We reverse. Whether claimant had voluntarily removed himself from the labor market prior to his surgery is relevant in determining whether he had a post-retirement loss of wages as a result of the disability related to the surgery (see Matter of Lombardo v Otsego County Empls., 125 AD3d 1079, 1081 [2015]; Matter of Bacci v Staten Is. Univ. Hosp., 32 AD3d 582, 584 [2006]). Here, the Board determined that claimant involuntarily withdrew from the labor market based upon its finding that claimant had retired in 2003 due in part to his compensable back injury. In reaching this determination, the Board relied on an affidavit executed by claimant in 2006 in conjunction with the transfer of liability to the Special Fund. Notably, however, claimant does not state in the affidavit that he retired in 2003, or that he stopped working due to a disability at that time. The

only reference he makes as to why he might have stopped working in 2003 was a reference to the fact that, during that year, the employer closed the mill where he worked. There is no indication in the record as to what work claimant was performing for the employer at the time that the mill closed or whether claimant was disabled in 2003. Although claimant also states in the 2006 affidavit that he was retired at that time and was collecting Social Security disability and retirement benefits related to depression, his back, both knees, breathing difficulties and arthritis, the medical reports in the record reflect that he was working until 2009. Given the lack of proof in the record that claimant retired in 2003 due at least in part to his compensable back injury, the Board's finding that he involuntarily removed himself from the labor market at that time is not supported by substantial evidence (see Matter of Lombardo v Otsego County Empls., 125 AD3d at 1081).
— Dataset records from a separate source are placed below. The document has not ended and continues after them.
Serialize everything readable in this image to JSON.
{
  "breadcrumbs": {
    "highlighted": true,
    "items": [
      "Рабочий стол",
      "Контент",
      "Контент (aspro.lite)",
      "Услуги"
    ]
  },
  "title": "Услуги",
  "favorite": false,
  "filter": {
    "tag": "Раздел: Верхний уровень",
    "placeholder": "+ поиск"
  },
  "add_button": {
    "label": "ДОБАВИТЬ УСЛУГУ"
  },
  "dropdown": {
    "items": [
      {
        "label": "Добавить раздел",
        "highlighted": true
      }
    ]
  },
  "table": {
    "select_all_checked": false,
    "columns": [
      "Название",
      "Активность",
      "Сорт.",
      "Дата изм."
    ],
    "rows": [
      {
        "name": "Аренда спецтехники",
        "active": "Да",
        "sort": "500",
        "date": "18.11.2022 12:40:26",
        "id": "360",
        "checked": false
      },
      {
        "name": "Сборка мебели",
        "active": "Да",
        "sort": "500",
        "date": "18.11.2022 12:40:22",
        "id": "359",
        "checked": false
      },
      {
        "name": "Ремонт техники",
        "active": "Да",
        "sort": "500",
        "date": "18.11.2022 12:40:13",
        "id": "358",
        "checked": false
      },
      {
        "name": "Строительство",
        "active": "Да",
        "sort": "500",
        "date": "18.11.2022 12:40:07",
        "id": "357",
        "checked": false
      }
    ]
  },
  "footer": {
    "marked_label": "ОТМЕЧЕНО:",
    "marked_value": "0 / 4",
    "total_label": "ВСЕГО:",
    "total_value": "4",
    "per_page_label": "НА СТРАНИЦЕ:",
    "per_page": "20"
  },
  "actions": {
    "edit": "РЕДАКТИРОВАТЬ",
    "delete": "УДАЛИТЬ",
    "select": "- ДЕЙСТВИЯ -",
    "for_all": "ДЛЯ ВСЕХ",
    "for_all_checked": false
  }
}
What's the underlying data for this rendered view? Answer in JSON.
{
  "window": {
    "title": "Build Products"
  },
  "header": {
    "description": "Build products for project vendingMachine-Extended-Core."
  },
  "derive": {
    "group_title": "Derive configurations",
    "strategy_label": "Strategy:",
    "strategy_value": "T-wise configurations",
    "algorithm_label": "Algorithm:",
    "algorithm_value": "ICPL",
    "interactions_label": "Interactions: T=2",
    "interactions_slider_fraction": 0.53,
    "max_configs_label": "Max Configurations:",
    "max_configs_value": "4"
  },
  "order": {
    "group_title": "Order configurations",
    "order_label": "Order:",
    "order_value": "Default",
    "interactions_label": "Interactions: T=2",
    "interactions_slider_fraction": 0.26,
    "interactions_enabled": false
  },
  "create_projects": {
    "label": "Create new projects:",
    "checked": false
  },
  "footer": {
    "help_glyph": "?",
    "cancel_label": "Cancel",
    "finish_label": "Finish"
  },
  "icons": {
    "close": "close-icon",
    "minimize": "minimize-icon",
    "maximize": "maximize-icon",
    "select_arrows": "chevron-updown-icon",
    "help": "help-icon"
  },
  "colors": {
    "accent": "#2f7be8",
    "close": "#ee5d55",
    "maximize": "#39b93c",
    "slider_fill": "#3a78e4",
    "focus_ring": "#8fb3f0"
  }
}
Further, in light of the relevance of whether claimant's decision to retire was due at least in part to a work-related disability, we find, under these circumstances, that the Special Fund was prejudiced by the denial of its request for claimant's testimony regarding this issue (see Matter of Lewis v Stewart's Mktg. Corp., 90 AD3d 1345, 1346 [2011]; Matter of Emanatian v Saratoga Springs Cent. School Dist., 8 AD3d 773, 774 [2004]). Accordingly, the Board's decision must be reversed.

Garry, Lynch and Clark, JJ., concur.

ORDERED that the decision is reversed, without costs, and matter remitted to the Workers' Compensation Board for further proceedings not inconsistent with this Court's decision.